OrchardDepth: Precise Metric Depth Estimation of Orchard Scene from Monocular Camera Images
Zhichao Zheng, Henry Williams, Bruce A MacDonald
TL;DR
OrchardDepth tackles the gap in monocular metric depth estimation for orchard/vineyard scenes by introducing a dense-sparse supervision framework that enforces consistency between a dense depth map and sparse LiDAR points. The method projects sparse depths into a mean canonical camera space, uses a ViT-Base encoder with a DPT decoder, and optimizes a composite loss that couples dense and sparse information via L_silog and L_con terms. Key contributions include the Mean Camera Space Transform, cross-dataset training on KITTI and orchard data, and a loss formulation with learnable weights that delivers a substantial RMSE improvement to $0.6738$ in orchard environments, signaling strong cross-domain generalization. This approach offers practical impact for agricultural robotics by enabling accurate depth perception from monocular cameras in rural settings, with potential to enhance obstacle avoidance and autonomous operation in orchards and vineyards.
Abstract
Monocular depth estimation is a rudimentary task in robotic perception. Recently, with the development of more accurate and robust neural network models and different types of datasets, monocular depth estimation has significantly improved performance and efficiency. However, most of the research in this area focuses on very concentrated domains.
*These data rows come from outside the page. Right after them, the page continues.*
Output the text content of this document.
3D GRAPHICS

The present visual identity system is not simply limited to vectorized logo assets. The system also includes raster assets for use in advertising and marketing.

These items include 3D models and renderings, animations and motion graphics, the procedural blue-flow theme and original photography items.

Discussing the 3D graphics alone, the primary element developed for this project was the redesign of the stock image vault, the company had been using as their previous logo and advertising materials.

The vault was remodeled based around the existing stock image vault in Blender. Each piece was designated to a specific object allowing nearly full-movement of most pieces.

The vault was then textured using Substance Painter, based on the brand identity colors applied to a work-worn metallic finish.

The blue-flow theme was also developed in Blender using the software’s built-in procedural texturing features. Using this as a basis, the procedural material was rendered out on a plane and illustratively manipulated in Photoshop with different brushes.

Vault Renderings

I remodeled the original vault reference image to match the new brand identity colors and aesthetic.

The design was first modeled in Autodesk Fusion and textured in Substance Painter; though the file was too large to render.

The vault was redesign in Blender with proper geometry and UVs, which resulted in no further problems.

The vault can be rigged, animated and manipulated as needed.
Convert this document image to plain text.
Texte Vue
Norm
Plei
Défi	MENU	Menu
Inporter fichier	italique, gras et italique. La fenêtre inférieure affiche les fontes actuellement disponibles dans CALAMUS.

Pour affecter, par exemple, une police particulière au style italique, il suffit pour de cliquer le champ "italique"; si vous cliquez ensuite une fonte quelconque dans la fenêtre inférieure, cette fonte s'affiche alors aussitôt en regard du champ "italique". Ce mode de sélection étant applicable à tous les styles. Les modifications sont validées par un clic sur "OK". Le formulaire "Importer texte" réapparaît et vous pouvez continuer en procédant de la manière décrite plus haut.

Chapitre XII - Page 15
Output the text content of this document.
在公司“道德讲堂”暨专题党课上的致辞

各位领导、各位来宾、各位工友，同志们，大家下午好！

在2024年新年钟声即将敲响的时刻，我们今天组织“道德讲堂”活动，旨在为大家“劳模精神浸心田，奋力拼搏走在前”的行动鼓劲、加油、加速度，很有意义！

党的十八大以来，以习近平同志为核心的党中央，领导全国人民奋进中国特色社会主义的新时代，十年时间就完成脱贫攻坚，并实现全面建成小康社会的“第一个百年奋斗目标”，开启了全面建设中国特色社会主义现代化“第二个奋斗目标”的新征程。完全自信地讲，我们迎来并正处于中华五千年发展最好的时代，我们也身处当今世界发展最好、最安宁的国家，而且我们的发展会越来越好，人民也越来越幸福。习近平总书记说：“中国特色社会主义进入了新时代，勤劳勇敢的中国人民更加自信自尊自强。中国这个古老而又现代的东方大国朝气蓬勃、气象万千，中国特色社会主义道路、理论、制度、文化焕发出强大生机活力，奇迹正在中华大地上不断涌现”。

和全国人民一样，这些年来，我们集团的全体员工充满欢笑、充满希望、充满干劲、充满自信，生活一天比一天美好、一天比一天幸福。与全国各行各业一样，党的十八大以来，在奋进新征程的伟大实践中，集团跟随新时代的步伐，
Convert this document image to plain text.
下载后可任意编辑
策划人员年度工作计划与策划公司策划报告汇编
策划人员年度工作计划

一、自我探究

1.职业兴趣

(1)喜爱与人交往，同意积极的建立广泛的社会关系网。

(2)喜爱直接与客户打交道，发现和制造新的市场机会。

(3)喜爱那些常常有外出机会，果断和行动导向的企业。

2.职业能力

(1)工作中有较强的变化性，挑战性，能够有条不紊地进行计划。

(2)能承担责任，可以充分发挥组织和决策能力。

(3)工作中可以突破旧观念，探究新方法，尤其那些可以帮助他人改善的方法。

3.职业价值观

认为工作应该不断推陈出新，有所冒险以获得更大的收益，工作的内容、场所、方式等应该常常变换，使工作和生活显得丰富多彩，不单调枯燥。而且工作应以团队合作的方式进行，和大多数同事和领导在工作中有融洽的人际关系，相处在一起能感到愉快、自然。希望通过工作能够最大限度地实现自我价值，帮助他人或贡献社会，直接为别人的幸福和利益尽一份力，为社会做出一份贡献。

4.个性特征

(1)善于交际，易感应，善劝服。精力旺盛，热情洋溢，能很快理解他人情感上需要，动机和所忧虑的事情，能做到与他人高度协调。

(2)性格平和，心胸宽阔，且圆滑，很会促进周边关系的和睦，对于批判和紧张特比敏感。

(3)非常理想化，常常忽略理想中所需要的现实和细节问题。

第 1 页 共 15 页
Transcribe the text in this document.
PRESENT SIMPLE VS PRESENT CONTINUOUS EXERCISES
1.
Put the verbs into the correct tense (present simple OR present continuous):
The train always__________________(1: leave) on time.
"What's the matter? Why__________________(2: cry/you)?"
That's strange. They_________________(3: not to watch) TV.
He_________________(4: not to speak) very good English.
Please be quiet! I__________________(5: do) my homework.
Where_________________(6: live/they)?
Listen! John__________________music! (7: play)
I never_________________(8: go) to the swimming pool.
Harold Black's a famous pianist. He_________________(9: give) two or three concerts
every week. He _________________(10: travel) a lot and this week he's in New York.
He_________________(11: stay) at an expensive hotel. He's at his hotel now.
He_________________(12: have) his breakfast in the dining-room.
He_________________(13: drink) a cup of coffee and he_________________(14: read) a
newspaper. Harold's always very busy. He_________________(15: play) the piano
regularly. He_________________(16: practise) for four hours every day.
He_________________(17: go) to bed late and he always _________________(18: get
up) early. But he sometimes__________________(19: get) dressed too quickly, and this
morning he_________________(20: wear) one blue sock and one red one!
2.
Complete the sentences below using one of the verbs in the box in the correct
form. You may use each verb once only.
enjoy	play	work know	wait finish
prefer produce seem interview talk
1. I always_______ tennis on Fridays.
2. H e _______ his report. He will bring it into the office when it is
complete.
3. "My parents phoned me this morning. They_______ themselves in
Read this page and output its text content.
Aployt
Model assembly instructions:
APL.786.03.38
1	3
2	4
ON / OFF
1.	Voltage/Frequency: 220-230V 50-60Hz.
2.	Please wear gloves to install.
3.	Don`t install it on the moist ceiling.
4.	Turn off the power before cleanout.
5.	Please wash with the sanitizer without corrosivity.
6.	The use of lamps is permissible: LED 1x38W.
In particular, most of the benchmarks in outdoor scenarios belong to urban environments for the improvement of autonomous driving devices, and these benchmarks have a massive disparity with the orchard/vineyard environment, which is hardly helpful for research in the primary industry. Therefore, we propose OrchardDepth, which fills the gap in the estimation of the metric depth of the monocular camera in the orchard/vineyard environment. In addition, we present a new retraining method to improve the training result by monitoring the consistent regularization between dense depth maps and sparse points. Our method improves the RMSE of depth estimation in the orchard environment from 1.5337 to 0.6738, proving our method's validation.